The overarching goal of this multidisciplinary project is to reduce the vulnerability of disadvantaged communities to the impacts of wildfire-related cascading hazards. Wildfire activity is worsening in several regions, including the Western United States. Wildfires are commonly superimposed or followed by a chain of cascading geohazards (e.g., debris flow, landslides), which further impact nearby communities and the built environment.  The impact is more pronounced in disadvantaged communities.  Preparedness is commonly the largest aspect of community resilience to wildfires and the associated cascading hazards but is typically isolated to single events. Cascading hazards place disadvantaged communities at risk for disastrous outcomes, which are projected to worsen with climate variability and change.

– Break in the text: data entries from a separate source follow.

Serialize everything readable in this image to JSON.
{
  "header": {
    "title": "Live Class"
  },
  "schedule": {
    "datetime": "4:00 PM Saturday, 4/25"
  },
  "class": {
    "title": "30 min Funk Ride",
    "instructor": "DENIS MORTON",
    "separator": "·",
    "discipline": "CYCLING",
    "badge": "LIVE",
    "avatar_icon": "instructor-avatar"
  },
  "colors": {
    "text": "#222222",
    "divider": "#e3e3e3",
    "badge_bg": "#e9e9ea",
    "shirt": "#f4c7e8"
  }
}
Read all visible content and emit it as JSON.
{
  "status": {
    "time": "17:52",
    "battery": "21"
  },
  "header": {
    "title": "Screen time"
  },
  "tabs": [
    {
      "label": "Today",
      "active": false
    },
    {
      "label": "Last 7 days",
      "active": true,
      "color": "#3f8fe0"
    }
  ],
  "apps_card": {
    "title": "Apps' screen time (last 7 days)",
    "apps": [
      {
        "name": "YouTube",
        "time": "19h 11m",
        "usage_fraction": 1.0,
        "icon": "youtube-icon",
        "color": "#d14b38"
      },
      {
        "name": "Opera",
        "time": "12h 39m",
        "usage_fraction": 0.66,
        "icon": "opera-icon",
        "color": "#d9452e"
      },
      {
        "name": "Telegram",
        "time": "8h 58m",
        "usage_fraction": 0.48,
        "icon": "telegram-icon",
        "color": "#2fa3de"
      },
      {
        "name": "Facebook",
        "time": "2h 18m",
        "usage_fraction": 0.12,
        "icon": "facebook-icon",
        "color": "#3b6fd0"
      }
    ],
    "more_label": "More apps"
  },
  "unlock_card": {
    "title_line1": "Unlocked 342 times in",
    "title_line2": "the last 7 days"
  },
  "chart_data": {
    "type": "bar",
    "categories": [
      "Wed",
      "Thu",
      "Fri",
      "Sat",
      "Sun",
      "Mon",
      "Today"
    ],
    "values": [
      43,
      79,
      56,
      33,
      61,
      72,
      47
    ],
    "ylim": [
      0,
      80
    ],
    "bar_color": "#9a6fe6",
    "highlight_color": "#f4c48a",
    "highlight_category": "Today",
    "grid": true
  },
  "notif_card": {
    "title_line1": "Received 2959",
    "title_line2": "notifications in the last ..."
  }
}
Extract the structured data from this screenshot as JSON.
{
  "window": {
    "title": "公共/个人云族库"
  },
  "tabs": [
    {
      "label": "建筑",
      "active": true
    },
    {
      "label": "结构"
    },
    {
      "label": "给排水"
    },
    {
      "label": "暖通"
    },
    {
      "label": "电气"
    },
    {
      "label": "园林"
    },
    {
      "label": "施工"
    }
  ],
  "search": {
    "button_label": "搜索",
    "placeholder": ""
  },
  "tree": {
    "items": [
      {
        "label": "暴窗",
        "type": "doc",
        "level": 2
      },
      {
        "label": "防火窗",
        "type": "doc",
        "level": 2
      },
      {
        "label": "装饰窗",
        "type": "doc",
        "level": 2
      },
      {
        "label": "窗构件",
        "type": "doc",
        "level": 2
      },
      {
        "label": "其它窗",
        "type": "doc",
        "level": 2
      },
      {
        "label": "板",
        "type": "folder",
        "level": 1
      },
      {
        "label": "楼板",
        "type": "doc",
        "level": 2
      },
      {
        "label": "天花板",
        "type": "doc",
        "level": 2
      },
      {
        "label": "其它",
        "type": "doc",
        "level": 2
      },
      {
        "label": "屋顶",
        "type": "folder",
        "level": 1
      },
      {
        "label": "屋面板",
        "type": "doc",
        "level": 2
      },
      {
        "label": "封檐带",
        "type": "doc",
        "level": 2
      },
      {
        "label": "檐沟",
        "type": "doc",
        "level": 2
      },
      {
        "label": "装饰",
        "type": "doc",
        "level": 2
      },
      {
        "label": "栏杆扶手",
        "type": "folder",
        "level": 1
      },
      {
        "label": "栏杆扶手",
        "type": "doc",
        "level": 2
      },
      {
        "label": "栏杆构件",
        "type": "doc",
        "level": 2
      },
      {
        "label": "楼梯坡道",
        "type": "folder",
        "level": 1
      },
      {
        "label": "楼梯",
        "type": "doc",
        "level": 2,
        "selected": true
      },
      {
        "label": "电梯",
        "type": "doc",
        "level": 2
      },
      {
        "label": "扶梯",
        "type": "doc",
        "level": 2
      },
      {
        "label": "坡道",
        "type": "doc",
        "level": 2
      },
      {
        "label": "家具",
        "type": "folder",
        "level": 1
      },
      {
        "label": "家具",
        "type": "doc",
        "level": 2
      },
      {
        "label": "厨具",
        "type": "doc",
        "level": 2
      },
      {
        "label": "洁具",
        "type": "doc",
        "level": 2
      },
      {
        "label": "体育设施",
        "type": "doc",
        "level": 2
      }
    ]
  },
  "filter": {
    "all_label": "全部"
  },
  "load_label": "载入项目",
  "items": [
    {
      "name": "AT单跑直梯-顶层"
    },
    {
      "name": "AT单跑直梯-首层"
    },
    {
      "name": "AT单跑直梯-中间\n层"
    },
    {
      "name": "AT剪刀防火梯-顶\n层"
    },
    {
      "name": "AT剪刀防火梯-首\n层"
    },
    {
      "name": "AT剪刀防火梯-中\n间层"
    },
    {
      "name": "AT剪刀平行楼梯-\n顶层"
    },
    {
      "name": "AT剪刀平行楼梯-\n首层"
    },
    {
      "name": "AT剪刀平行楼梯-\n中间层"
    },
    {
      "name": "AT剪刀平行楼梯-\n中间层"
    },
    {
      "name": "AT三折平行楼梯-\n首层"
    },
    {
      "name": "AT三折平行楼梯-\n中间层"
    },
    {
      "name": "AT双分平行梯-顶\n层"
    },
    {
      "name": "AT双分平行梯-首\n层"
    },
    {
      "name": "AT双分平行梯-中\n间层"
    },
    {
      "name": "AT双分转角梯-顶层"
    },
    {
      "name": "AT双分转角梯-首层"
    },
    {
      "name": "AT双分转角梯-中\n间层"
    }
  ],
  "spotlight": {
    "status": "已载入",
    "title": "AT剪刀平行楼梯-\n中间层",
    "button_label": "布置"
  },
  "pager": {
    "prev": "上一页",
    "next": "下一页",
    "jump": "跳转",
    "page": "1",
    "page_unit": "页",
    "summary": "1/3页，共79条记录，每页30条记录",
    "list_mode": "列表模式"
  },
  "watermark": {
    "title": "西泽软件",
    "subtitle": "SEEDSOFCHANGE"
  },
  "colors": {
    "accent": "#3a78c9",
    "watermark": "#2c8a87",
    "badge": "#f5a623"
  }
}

This project supports a multidisciplinary planning effort toward mitigating the impacts of cascading hazards from social science, climate, engineering, and decision-making perspectives. This project provides a capacity-building opportunity to better assess and quantify how the sequence of drought, wildfires, landslides, and flooding may drive one another and how the consequences of these cascading hazards may scale in both time and space. This project will provide insights into: (1) the science of cascading hazards and their tempo-spatial characteristics and impacts in a changing climate, (2) social and physical vulnerability in disadvantaged communities against the risk of cascading hazards, as opposed to a single hazard, and (3) an efficient strategy to communicate the risks of cascading hazards, which are inherently different in their devastation and scale.

The project involves collaboration with California Office of Emergency Services (CalOES) and will focus on Lake County, CA, which has vulnerable communities and growing multi-hazard threats. While applied to a sequence of drought, wildfires, landslides, and flooding, this framework is directly translatable to any set of cascading hazards and will advance the state-of-knowledge to go beyond hazard evaluation that typically focuses on a single event.